Puisqu’il faut nous quitter, Chère Amie, c’est par nos plumes que nous poursuivrons cette conversation que nous entretenons depuis si longtemps. A Dieu ne plaise qu’il ne vous arrive rien de fâcheux en ces terres que l’on dit si hostiles. Vous connaissez mon sentiment sur ce départ, aussi je ne vous le redirai pas. Sachez tout de même que je ne vous approuve qu’à demi. Quel besoin avez-vous d’accompagner votre époux dans cette affectation lointaine ? Vous auriez tout aussi bien pu l’attendre en notre bonne ville. Après tout, la compagnie n’y est pas si mauvaise et suivre son mari relève d’une vue du mariage qui n’est pas mienne ! J’espère au moins que vous me divertirez en me mandant par le menu les mœurs des indigènes de cette contrée. Voilà qui atténuerait la peine que votre éloignement me cause !J’ai rencontré ce matin notre relation commune L. P. Cette personne est, je pense, à cent lieux d’imaginer ce qu’au fond nous pensons d’elle. Je riais intérieurement de l’entendre me demander de vos nouvelles, vous qui êtes son pire détracteur. Si l’intuition féminine existe, il est vain d’en rechercher la moindre once chez elle ! Nous nous sommes souvent amusées de ses tenues bariolées à l’excès. Elle avait ce matin tout l’air de ce volatile que l’on nomme perroquet. Les couleurs flamboyantes de cet oiseau ne sont guère séantes pour une femme, fût-elle encore jeune. On se donne de grands airs, voilà qu’on ressemble à un perroquet pour se trouver finalement taxée de grue dans le secret des correspondances. Avouez que cela est piquant ! Je reste au demeurant moins sévère que vous qui ne pardonnez rien aux gens de cette sorte. Reconnaissez-lui au moins le mérite d’avoir su élever ses enfants au-dessus de leur condition. N’est-ce pas là tout le bien que l’on peut attendre d’une éducation réussie ... ?
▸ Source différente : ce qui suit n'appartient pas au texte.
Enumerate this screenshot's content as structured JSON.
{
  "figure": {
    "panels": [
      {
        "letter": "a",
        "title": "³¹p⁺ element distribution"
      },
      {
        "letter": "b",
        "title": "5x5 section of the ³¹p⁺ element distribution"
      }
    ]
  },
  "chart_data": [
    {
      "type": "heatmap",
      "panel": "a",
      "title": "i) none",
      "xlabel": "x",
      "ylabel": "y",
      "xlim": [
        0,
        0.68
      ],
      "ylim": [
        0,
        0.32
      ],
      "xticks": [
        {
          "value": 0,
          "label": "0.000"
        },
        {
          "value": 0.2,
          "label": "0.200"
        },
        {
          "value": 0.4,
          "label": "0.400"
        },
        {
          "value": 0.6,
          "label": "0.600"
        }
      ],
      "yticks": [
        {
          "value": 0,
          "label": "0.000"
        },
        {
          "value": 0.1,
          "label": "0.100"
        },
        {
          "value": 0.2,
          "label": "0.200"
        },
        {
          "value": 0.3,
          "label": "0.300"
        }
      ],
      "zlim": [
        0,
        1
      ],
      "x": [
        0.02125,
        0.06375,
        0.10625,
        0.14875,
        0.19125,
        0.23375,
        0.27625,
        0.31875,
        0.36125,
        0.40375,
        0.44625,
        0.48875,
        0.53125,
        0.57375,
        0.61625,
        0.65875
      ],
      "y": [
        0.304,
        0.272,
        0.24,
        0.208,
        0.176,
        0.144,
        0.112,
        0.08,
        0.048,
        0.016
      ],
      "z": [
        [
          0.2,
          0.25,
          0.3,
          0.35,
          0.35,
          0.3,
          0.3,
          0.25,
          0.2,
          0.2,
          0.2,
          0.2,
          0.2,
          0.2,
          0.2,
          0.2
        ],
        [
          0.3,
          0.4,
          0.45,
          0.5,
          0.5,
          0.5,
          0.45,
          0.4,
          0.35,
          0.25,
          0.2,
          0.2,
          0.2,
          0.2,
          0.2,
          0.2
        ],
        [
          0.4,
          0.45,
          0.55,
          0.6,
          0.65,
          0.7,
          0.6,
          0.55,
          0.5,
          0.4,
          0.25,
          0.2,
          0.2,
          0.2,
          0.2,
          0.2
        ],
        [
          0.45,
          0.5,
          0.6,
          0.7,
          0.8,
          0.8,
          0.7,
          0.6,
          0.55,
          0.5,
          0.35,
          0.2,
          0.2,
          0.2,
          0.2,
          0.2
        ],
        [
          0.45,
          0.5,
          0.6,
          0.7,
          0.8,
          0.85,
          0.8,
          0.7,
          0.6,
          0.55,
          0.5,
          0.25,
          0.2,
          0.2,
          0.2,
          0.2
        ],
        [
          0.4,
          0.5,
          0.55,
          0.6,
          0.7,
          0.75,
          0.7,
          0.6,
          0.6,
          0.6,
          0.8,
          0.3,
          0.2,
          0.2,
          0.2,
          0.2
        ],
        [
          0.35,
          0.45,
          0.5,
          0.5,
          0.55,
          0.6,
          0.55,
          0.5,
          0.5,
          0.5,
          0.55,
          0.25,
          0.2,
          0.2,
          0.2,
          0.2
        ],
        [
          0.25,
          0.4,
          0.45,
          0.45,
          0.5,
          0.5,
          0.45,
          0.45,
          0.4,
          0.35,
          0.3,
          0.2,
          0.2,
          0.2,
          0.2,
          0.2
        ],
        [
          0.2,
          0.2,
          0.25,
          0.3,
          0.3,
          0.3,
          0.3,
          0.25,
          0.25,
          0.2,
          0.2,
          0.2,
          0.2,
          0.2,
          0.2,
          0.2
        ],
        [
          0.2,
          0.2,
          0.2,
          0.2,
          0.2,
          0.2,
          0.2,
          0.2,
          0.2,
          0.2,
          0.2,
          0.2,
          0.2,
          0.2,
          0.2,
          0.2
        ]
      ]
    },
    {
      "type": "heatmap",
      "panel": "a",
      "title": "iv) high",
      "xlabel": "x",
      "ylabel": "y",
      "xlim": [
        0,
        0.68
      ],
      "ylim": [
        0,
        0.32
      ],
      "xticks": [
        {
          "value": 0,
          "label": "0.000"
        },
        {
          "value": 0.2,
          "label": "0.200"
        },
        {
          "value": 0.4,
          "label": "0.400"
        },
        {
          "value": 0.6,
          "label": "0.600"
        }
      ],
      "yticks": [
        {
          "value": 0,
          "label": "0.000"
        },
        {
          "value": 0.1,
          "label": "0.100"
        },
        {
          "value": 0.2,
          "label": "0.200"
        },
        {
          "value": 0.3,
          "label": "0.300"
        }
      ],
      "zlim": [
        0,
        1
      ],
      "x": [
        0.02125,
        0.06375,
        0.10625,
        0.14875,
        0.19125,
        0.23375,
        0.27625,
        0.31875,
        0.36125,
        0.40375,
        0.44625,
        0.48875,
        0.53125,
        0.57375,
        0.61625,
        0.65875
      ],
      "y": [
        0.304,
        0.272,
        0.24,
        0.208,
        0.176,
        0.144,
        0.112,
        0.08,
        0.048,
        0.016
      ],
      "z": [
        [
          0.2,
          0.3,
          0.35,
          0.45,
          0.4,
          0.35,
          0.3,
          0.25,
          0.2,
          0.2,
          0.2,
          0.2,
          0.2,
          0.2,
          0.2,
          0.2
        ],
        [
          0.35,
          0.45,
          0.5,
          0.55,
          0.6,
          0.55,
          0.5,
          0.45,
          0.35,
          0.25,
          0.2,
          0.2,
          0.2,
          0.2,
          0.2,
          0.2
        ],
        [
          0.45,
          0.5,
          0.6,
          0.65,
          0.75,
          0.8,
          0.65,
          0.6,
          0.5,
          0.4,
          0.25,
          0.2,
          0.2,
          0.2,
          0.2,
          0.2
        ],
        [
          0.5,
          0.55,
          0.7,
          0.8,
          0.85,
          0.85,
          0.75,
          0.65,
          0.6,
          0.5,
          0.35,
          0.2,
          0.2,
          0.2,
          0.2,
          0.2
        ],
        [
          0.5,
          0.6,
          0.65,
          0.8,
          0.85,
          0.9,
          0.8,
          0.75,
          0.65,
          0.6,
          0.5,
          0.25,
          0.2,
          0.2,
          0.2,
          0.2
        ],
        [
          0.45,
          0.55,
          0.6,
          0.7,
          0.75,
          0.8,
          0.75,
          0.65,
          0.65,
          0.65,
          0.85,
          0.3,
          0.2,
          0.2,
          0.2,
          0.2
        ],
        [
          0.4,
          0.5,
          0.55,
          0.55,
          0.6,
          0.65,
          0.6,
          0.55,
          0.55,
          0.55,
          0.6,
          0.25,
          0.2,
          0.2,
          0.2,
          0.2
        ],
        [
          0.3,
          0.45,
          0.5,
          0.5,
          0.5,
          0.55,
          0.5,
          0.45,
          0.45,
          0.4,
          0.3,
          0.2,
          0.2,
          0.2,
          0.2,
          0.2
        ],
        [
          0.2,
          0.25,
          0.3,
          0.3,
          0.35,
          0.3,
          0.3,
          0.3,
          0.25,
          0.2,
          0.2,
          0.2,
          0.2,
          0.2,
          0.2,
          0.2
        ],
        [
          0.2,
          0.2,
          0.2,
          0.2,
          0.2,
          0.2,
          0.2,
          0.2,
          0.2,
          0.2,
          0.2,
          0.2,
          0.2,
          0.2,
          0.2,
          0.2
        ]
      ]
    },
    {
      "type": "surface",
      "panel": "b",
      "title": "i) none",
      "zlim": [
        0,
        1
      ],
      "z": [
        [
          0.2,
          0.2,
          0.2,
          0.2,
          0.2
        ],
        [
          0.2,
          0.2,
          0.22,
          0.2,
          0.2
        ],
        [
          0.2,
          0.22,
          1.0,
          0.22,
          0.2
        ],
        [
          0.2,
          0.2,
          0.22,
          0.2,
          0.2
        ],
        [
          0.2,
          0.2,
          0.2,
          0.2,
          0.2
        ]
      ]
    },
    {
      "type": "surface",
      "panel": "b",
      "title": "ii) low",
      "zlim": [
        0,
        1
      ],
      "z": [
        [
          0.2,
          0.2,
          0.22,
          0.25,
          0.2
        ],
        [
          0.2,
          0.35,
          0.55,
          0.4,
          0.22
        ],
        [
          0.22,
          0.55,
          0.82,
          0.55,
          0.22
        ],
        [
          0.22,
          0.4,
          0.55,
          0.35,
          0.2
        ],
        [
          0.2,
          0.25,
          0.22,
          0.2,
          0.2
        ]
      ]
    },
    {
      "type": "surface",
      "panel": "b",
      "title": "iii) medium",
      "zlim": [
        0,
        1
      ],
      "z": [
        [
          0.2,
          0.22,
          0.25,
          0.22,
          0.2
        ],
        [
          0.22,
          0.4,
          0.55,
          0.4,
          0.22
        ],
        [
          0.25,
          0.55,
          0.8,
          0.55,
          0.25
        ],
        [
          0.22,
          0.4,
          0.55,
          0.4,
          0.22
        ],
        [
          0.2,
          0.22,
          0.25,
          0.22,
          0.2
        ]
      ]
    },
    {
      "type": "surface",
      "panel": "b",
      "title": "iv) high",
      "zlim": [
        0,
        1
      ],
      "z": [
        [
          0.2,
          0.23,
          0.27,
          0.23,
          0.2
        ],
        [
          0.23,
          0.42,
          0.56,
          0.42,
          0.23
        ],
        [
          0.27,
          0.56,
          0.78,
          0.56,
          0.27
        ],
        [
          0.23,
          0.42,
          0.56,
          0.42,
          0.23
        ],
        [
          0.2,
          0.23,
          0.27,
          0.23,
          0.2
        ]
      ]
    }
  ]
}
Pour être honnête, je vous avoue que je vous rejoins pour dire qu’il y a de la grâce dans l'histoire de cette ascension familiale. Il est vrai que son époux le père P est un rustre de la pire espèce. Je garde un souvenir impérissable du dîner auquel nous fûmes conviés il y a quelques années de cela. Si l’intérieur des maisons en dit autant sur leurs hôtes que de longs discours, la demeure du père P est une grande bavarde. Il n’y a rien de plus désolant que les gens qui se donnent l’air d’être ce qu’ils ne sont pas. Chez les P, vous vous sentez agressée dès le vestibule. Les meubles de mauvaise facture s’y étalent et le mauvais goût vous remonte à la gorge comme un haut-le-cœur. Votre œil est irrésistiblement attiré, aspiré même, par une peinture représentant une vue de notre bon Paris ; mais un Paris d’opérette ma chère, un Paris aux couleurs cocottes, un Paris criard qui hurle au visiteur sa honte d’être ainsi entoilé. Cette croûte n’aurait-elle qu’un seul mérite, ce serait celui de m’éclairer sur l’inspiration vestimentaire de Madame P. Elle doit se faire fort le matin de s’assortir à son intérieur. C’est un défi comme un autre après tout, et il en est des pires. Au moins celui-ci a t-il le mérite de nous divertir.
Je ne garde du dîner en lui-même que peu de souvenirs. Pour dire le vrai, je n'en aurais conservé aucun si l'on ne nous avait servi le saumon avec des couverts à poisson et repassé deux fois les fromages ! Fénelon, alors qu'il était précepteur de Monseigneur le duc de Bourgogne, lui aurait dit "qu'il était plus facile d'apprendre à parler comme un gentilhomme qu'à manger comme lui" ... Ce disant, peut-être pensait-il à quelque père P. de sa connaissance ...
Assez de mauvaises pensées pour ce jour. Je vous quitte mon amie en espérant vous lire bientôt. Votre dévouée F.E.